Brief Prose Alap, Remembering Ravi Shankar
When I was a first-year undergraduate at Western, I didn’t have many friends and I didn’t really try all that hard to make any. I spent much of my time between classes the same way I spent my evenings at home, sitting at a stereo with a pair of headphones on, listening to music. The university’s music library had maybe twenty listening carrels, surrounded by shelf loads of records, mostly classical, but there were no restrictions preventing non-music students from using the collection, so when I had a free hour I would walk down the snow-covered hill from the arts building to the music faculty, and sit through a couple sides of whatever interesting lps I could find. It was here that I first heard the great Bill Evans Trio (with Scott LaFaro and Paul Motian) at the Village Vanguard in 1961; the library owned a twofer compiling most of the tracks (except “Porgy,” I think) from the two albums, and I remember being blown away by the surging, elastic rhythms of their version of “Milestones,” needle again and again. I can’t say how many times over I played the first side of Keith Jarrett’s Köln Concert; those gospel-tinged, life-affirming cadences have been incised into my aural memory, as they have been for so many people – although, for me, those sounds are also marked indelibly by the context of their first hearing, at a turntable in one of those carrels.
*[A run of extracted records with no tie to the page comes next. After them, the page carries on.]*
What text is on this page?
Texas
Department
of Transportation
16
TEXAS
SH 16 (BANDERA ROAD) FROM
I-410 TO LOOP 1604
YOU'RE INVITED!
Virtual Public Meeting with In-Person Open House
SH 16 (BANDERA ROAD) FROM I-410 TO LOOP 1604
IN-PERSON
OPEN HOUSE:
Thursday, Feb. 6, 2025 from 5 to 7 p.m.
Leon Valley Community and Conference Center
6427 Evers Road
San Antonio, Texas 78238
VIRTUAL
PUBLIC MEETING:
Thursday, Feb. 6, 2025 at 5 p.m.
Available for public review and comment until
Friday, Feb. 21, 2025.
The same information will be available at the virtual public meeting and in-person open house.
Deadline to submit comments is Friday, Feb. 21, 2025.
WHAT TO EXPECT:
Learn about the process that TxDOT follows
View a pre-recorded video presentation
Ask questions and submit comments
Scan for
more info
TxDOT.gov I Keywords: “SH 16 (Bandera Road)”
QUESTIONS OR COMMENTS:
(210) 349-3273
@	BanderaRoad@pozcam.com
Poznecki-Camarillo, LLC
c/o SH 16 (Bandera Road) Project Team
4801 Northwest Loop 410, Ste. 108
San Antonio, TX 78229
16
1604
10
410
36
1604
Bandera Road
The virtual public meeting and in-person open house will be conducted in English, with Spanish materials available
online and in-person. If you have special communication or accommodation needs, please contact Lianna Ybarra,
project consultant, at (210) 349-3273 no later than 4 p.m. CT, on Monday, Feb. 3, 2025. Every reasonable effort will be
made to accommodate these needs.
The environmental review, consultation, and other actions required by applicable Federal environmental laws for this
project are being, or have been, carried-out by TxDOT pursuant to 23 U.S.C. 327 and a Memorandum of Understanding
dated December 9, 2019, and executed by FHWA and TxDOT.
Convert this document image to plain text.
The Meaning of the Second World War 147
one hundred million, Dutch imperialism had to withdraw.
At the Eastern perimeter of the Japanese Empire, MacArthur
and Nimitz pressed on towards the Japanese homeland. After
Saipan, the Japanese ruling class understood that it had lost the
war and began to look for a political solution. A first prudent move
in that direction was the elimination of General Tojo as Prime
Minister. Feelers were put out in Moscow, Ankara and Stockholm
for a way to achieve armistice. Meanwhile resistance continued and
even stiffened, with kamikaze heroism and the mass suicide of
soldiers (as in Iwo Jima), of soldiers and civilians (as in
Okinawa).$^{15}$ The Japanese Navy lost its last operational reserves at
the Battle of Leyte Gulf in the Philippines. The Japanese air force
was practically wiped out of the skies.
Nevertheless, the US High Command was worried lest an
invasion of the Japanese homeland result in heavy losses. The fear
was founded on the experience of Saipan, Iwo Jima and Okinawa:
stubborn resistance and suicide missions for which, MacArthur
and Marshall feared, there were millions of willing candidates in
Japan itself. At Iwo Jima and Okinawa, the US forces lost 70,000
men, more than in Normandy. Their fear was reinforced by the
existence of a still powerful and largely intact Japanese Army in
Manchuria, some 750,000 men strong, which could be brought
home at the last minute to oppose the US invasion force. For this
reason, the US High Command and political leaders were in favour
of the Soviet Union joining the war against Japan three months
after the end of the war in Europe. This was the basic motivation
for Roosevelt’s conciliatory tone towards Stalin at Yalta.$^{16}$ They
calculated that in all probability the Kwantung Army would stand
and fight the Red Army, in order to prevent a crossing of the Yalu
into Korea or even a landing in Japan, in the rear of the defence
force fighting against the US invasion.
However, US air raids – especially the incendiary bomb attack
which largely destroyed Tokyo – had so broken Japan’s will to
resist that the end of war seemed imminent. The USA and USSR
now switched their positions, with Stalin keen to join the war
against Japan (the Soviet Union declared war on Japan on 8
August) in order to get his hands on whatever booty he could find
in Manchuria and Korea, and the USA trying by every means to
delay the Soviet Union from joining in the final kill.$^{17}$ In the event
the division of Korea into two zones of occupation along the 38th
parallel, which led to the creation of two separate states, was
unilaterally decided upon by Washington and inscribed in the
I also found a copy of John Coltrane’s Live at the Village Vanguard, which I didn’t own at the time, and could give “Chasin’ the Trane” the sustained close attention its deserves. I tried new music – they had a complete set of Stockhausen’s Aus den sieben Tagen – and found some rarities (a great set by Anita Ellis, elegantly accompanied by Ellis Larkins, which I’ve never seen again or since; an amazing Elvin Jones-Richard Davis duo on “Summertime,” which was long out of print at that point, though it’s since been re-issued). There was a pile of Smithsonian recordings of American folk: my ears were opened, my aural horizons maxed.
There was one other record I found myself coming back to, a 1981 Deutsche Grammophon release called Homage to Mahatma Gandhi by Ravi Shankar, which combined two side-long sessions with the sitarist and tabla master Alla Rakha. With Ravi Shankar’s death a week or so ago, I started to remember hearing this music, and to think about its impact on me – immature, solitary, arty – a quarter of a century ago. I came to this music via my enthusiasm for Coltrane’s “India,” a sort of minor-modal adaptation to Western ears of Indian idioms. I knew and I know next to nothing about the technicalities of form and structure in Indian classical music, but I do know something about what I thought I heard and can still hear in Ravi Shankar’s recording. He apparently composed Rāga Mohan Kauns, the four-part raga that takes up the first side, extemporaneously and live, at the request of a radio producer in Bombay in 1948, a handful of days after the assassination of Mahatma Gandhi. (The note-sequence that acts as a modal basis for the raga, Ga Ni Dha, is based on Gandhi’s name, a musical code from which Shankar’s extended improvisations gradually take flight.) The first section of the raga is an alap, a slowly building encounter with the basic melodic materials for the piece in non-metered time, without percussion. What I take away from Shankar’s recorded performance – with its tensile, wobbling tones, his languorously whelming, softly metallic attack coupled to a strangely inverted and resilient decay – is a stretching and even a suspension of time. In the encounter with mortality, in a public act of musical mourning, of grief, Ravi Shankar finds for me a pathos, a held poignancy that recalls both the resistance to and the inevitability of death. Rhythm, as he feels his way fingertip by fingertip into his notes, emerges not as virtuosic dominion but as a vibrant elasticity, an opening of the self that bears tactile witness to its calmly passionate refusal of extinction.